Bangladesh has designated three laboratories for testing monkeypox samples, according to a draft plan of the health directorate which awaits approval.
All the three labs – National Institute of Laboratory Medicine and Referral Centre, Institute of Epidemiology Disease Control and Research (IEDCR) and Institute of Public Health – are in Dhaka.
If monkeypox cases surge, according to the draft preparedness and response plan, samples will be tested in the divisional headquarters.
On 22 July, the health directorate issued an alert at the port of entries over the global monkeypox outbreak. On the next day, the disease was declared a public health emergency of international concern by the World Health Organization (WHO) – the strongest call to action the agency can make.
Bangladesh is yet to detect a maiden monkeypox case. Only the IEDCR is now conducting the tests, as the medical facility alone has the testing reagents.
"We are testing the suspected cases at the port of entries, and allowing them to leave only after the negative confirmation," Prof Dr Nazmul Islam, director (Disease Control) at the health directorate, told The Business Standard.
The global case count is now over 25,000, with more than 6,000 in the US. At least 80 countries including neighbouring India have reported monkeypox cases, as the global death toll is now at least 10.
Prof Dr Nazmul said the total suspected cases they have screened so far at the port of entries are yet to reach the double digit.
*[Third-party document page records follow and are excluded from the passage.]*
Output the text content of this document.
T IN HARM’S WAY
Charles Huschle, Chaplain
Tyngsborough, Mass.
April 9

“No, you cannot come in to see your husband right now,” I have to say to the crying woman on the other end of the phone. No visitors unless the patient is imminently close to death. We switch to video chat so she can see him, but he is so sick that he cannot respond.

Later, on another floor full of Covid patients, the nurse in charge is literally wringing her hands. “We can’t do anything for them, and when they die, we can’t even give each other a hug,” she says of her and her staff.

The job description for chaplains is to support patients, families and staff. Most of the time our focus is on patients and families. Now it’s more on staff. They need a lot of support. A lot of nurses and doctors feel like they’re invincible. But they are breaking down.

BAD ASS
"We want to get things ready beforehand so that we do not get caught by the global outbreak unprepared. For viral diseases like this, there are no alternatives to precaution," said Prof Nazmul, adding they have selected the Infectious Diseases Hospital in Dhaka's Mohakhali to treat monkeypox patients.
Dr Arifa Akram, head of virology department at the National Institute of Laboratory Medicine and Referral Centre, told TBS that the health directorate held a meeting on Thursday on the action plan on monkeypox.
Apart from the port of entry, she said the designated labs will collect samples from medical facilities across the country.
Monkeypox typically manifests itself with fever, rash and swollen lymph nodes and may lead to a range of medical complications. It is usually a self-limited disease with symptoms lasting for two to four weeks.
According to WHO, 98% of the monkeypox cases detected since the outbreaks emerged in May had been among gay, bisexual and other men who have sex with men.
"Dealing with the disease will be challenging as sexual orientation is a sensitive topic and homosexuality is not legal in Bangladesh," said Dr M Mushtuq Husain, adviser to the IEDCR.
Calling upon not to stigmatise the disease, rather to emphasise the risk of communication, he said anyone can catch it.
The public health expert recommended maintaining personal hygiene and social distancing.